Published: 30 January 2008



We present a fast version of the dynamics perturbation analysis (DPA) algorithm to predict functional sites in protein structures. The original DPA algorithm finds regions in proteins where interactions cause a large change in the protein conformational distribution, as measured using the relative entropy Dx. Such regions are associated with functional sites.

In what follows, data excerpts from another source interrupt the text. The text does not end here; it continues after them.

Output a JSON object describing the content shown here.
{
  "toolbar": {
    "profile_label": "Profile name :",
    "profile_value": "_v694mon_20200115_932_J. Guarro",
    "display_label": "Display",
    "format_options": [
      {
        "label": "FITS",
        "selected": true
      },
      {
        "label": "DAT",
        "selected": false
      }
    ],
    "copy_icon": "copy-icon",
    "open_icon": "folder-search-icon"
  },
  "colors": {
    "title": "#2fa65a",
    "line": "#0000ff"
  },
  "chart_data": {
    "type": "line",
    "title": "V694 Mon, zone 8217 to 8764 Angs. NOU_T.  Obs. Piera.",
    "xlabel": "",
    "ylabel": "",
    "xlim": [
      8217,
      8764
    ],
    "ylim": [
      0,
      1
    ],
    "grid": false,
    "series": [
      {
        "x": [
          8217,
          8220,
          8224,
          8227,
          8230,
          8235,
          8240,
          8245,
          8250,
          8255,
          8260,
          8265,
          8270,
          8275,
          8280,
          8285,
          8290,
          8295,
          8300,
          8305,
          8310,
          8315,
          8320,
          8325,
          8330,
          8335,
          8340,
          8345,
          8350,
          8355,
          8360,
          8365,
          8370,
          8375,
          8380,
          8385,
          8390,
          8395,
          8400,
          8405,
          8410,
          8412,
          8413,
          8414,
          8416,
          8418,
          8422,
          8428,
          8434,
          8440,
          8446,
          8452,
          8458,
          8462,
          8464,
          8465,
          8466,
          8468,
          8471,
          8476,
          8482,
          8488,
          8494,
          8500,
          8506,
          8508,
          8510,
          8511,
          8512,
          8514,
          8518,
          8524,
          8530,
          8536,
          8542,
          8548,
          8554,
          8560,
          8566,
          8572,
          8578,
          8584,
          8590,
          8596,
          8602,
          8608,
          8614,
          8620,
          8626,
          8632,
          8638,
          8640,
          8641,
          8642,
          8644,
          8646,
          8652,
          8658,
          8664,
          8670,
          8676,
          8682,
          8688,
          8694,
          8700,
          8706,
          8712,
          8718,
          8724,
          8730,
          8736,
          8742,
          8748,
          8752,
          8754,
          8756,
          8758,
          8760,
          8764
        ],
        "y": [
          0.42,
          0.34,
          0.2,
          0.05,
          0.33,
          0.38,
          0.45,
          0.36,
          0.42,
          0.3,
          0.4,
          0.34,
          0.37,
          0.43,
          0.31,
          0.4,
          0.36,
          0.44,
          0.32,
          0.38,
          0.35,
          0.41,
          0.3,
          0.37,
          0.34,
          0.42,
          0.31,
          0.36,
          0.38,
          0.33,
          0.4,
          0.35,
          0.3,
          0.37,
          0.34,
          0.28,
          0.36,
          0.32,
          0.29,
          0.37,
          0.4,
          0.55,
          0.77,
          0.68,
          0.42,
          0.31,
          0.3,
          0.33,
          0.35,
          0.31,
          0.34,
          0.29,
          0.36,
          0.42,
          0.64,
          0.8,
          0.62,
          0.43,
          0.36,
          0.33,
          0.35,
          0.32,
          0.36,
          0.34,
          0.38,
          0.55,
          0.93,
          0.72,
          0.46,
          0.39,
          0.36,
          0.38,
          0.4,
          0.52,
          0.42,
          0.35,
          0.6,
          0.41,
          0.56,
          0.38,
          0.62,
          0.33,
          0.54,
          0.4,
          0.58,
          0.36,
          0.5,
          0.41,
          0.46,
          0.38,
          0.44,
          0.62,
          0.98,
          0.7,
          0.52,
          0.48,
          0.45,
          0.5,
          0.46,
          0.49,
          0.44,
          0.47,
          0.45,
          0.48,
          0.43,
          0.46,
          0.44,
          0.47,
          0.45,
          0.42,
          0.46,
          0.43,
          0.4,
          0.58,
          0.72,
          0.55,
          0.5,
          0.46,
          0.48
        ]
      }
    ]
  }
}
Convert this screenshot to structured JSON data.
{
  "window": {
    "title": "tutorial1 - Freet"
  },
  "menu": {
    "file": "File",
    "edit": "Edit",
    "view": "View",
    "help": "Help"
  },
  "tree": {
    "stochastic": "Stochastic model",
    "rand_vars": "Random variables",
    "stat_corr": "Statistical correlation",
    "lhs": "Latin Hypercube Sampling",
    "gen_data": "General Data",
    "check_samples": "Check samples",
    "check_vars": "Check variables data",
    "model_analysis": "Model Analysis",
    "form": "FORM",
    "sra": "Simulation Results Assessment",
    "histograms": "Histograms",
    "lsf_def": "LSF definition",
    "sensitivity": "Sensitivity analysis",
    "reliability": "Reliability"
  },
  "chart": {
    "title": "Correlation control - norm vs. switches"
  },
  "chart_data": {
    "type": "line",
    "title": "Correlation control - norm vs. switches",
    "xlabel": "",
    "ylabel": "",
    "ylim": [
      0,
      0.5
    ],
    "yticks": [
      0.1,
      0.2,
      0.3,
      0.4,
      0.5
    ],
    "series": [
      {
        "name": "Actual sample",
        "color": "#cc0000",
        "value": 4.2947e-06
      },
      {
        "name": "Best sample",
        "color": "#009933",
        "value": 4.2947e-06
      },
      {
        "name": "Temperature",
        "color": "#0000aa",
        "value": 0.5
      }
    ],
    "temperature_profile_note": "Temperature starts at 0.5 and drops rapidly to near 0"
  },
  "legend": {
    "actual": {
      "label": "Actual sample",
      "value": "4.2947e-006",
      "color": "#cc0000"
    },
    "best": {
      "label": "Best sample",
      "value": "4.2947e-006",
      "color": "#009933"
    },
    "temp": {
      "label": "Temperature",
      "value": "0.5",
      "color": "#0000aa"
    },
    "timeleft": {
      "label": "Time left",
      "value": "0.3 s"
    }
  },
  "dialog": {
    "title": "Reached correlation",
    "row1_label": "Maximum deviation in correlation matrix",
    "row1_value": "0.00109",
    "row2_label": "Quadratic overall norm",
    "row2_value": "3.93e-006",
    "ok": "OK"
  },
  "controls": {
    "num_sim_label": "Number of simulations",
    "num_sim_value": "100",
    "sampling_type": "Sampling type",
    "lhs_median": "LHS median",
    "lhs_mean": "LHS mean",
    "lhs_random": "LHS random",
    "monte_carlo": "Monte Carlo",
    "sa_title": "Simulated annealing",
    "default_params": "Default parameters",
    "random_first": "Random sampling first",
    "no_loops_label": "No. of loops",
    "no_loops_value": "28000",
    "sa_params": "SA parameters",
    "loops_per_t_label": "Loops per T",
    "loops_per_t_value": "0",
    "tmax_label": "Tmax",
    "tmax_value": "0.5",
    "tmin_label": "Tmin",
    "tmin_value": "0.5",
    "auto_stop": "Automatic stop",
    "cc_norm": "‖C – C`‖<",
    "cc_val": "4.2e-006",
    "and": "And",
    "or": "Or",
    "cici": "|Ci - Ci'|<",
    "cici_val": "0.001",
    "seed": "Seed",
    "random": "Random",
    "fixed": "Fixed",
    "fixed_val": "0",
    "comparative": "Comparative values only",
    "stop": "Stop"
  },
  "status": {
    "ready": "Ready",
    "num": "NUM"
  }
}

The Fast DPA algorithm, which accelerates DPA calculations, is motivated by an empirical observation that Dx in a normal-modes model is highly correlated with an entropic term that only depends on the eigenvalues of the normal modes. The eigenvalues are accurately estimated using first-order perturbation theory, resulting in a N-fold reduction in the overall computational requirements of the algorithm, where N is the number of residues in the protein. The performance of the original and Fast DPA algorithms was compared using protein structures from a standard small-molecule docking test set. For nominal implementations of each algorithm, top-ranked Fast DPA predictions overlapped the true binding site 94% of the time, compared to 87% of the time for original DPA. In addition, per-protein recall statistics (fraction of binding-site residues that are among predicted residues) were slightly better for Fast DPA. On the other hand, per-protein precision statistics (fraction of predicted residues that are among binding-site residues) were slightly better using original DPA. Overall, the performance of Fast DPA in predicting ligand-binding-site residues was comparable to that of the original DPA algorithm.


Compared to the original DPA algorithm, the decreased run time with comparable performance makes Fast DPA well-suited for implementation on a web server and for high-throughput analysis.